“Betapa tebal imannya dan betapa besar kepercayaannya kepada Y.M.E., dapat disaksikan pada waktu penguburan putranya yang sulung Dr. R. Soedarsono, beserta 8 (delapan) orang keluarganya yang meninggal dunia karena kecelakaan mobil di desa Pilang. Sepuluh menit sebelum kecelakaan itu terjadi, putranya berpamitan untuk pulang ke Pasuruan. Tidak terlihat pada wajah bapak Wiryowiyoto, bagaimana berat baginya musibah yang menimpa diri beliau.”

Begitulah salah satu bunyi kalimat dalam buku kecil, yang ditulis untuk mengenang bapak R. Mardjoeki Wiryowiyoto (ejaan lama : Mardjoeki Wirjowijoto). Bapak Mardjoeki adalah seorang tokoh guru bahasa Madura dan tokoh agama Islam di Kota Probolinggo. Putra sulungnya yang disebutkan diatas, Dr. R. Soedarsono, meninggal pada hari Minggu, 10 Juli 1955. Adalah seorang tokoh dokter pribumi di kota Pasuruan. Atas jasa-jasanya yang besar dalam melayani masyarakat, nama Dr. R. Soedarsono kemudian diabadikan menjadi nama RSUD di kota Pasuruan.

Untuk mengenang kembali bapak R. Mardjoeki Wiryowiyoto, berikut ini riwayat hidup beliau. Dari buku kecil Peringatan 1000 hari, yang ditulis oleh putra beliau sendiri, R. Soewarsono. Bersama dengan Moechtaroem, yang menulis tentang perjuangannya dalam mendirikan “Pengajian Pensiunan Reboan“. Sebuah buku yang ditulis pada hampir 50 tahun yang lalu, tanggal 12 Mei 1976. Isi buku ditulis kembali dan diedit ejaannya, tanpa mengurangi isi dan merubah makna aslinya. Berdasarkan foto-foto dokumentasi keluarga yang diterima oleh penulis (dari cucu-cucu almarhum Dr.
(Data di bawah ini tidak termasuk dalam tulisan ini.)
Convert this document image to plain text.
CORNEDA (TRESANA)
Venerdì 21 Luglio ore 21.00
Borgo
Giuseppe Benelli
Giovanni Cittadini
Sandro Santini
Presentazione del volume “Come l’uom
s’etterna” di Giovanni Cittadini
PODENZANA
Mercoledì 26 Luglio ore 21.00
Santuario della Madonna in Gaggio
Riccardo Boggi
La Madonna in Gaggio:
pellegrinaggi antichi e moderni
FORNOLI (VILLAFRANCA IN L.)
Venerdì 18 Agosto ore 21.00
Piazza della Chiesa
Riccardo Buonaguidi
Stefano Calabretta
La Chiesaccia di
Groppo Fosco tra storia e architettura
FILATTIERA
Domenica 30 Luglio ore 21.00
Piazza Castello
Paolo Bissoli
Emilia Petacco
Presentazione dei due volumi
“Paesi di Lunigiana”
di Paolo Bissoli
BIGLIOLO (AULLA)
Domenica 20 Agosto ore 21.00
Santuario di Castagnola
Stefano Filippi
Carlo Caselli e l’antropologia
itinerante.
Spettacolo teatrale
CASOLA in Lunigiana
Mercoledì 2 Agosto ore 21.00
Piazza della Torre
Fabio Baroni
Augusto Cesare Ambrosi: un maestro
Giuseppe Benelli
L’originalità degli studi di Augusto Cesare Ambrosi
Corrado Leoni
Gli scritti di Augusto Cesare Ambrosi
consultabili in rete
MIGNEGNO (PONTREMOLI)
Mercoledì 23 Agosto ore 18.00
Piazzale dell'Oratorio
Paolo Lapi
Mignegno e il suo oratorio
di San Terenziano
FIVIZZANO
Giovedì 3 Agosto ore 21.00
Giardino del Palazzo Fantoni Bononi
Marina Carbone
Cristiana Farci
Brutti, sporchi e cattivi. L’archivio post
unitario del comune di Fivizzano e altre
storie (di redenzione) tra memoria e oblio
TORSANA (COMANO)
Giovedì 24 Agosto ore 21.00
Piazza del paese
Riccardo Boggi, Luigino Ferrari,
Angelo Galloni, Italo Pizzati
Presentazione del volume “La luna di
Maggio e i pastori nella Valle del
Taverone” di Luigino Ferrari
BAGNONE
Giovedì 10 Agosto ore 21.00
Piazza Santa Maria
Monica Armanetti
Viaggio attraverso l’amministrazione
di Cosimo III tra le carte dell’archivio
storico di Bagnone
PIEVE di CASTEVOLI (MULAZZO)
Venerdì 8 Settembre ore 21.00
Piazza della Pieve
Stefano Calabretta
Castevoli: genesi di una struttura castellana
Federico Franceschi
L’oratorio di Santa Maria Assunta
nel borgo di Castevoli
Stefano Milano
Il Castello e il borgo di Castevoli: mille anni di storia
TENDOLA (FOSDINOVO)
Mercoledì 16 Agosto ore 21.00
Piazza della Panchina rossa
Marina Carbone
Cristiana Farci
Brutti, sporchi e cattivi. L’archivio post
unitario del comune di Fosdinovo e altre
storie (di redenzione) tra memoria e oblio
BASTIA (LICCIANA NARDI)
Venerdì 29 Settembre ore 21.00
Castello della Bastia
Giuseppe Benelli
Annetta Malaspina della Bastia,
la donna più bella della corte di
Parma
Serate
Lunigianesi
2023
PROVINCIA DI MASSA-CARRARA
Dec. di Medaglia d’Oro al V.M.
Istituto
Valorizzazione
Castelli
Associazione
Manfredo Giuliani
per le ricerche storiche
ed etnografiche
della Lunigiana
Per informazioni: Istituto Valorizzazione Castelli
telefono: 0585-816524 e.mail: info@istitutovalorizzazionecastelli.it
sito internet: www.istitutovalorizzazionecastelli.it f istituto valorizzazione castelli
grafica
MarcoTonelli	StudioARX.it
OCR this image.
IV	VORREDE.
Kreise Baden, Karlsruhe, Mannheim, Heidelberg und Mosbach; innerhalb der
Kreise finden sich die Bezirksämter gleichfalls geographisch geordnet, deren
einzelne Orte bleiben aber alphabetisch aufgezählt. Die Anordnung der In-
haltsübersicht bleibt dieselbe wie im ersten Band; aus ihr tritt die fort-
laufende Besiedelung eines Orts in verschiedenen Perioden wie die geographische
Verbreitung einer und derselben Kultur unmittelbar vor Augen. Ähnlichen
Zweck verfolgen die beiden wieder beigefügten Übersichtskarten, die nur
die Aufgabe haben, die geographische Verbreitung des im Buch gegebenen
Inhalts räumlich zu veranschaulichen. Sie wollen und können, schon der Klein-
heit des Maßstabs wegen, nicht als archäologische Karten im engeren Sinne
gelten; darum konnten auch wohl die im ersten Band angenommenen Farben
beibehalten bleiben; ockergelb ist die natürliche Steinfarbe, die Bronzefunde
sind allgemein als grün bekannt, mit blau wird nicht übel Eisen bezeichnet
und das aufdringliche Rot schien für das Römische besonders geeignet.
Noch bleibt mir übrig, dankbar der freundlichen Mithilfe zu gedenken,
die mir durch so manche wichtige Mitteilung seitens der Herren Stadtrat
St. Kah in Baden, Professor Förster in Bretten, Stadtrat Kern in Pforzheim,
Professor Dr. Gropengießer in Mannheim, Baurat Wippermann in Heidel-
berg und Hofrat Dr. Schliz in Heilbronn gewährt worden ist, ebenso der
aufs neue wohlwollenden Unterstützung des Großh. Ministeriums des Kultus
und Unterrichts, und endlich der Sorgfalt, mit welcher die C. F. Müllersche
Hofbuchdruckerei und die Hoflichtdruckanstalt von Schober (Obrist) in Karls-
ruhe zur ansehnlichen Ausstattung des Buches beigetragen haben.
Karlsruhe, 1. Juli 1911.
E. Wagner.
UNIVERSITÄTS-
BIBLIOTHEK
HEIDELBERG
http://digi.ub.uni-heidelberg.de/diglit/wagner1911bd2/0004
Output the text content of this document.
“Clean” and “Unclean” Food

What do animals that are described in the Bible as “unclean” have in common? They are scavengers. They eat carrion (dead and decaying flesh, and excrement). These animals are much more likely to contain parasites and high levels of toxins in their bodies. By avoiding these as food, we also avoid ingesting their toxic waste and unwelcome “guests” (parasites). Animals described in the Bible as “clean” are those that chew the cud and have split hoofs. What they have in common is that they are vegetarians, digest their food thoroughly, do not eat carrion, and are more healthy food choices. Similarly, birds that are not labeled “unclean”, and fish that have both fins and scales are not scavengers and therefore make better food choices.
R. Soedarsono) :

Foto Almarhum Bapak R. MARDJOEKI WIRYOWIYOTO

Buku kecil ini diperuntukkan bagi putra-putra, cucu-cucu, buyut-buyut dan cicit-cicit dari almarhum Bapak R. MARDJOEKI WIRYOWIYOTO, yang wafat di kota Probolinggo pada tanggal : 17 Agustus 1973.

“Bismillahirrohmaanirrokhim”

Kata Pembuka


Buku kecil ini saya susun untuk mengenang dan menghormati almarhum Bapak R. Mardjoeki Wiryowiyoto, Ayah/ Eyang/ Buyut/ Canggah kami yang sangat kami cintai, bertepatan dengan peringatan 1000 hari wafatnya beliau pada tanggal 12 Mei 1976 di Probolinggo. Dari riwayat hidup beliau yang hanya sekelumit saja, saya cantumkan dalam buku ini, saya harap hendaknya putra-putra, cucu-cucu, buyut-buyut dan cicit-cicit almarhum dapat mengambil pelajaran dan contoh. Bagaimana seorang beriman harus menjalani hidup didalam jalan Allah. Dari uraian peringatan 1000 hari wafat beliau yang dibacakan pada pengajian “Reboan” dirumah saya pada tanggal 12 Mei 1976, dapat diambil kesimpulan bahwa almarhum adalah seorang yang taqwa kepada Allah SWT. Menjalani perintah-Nya dan menjauhi larangan-Nya.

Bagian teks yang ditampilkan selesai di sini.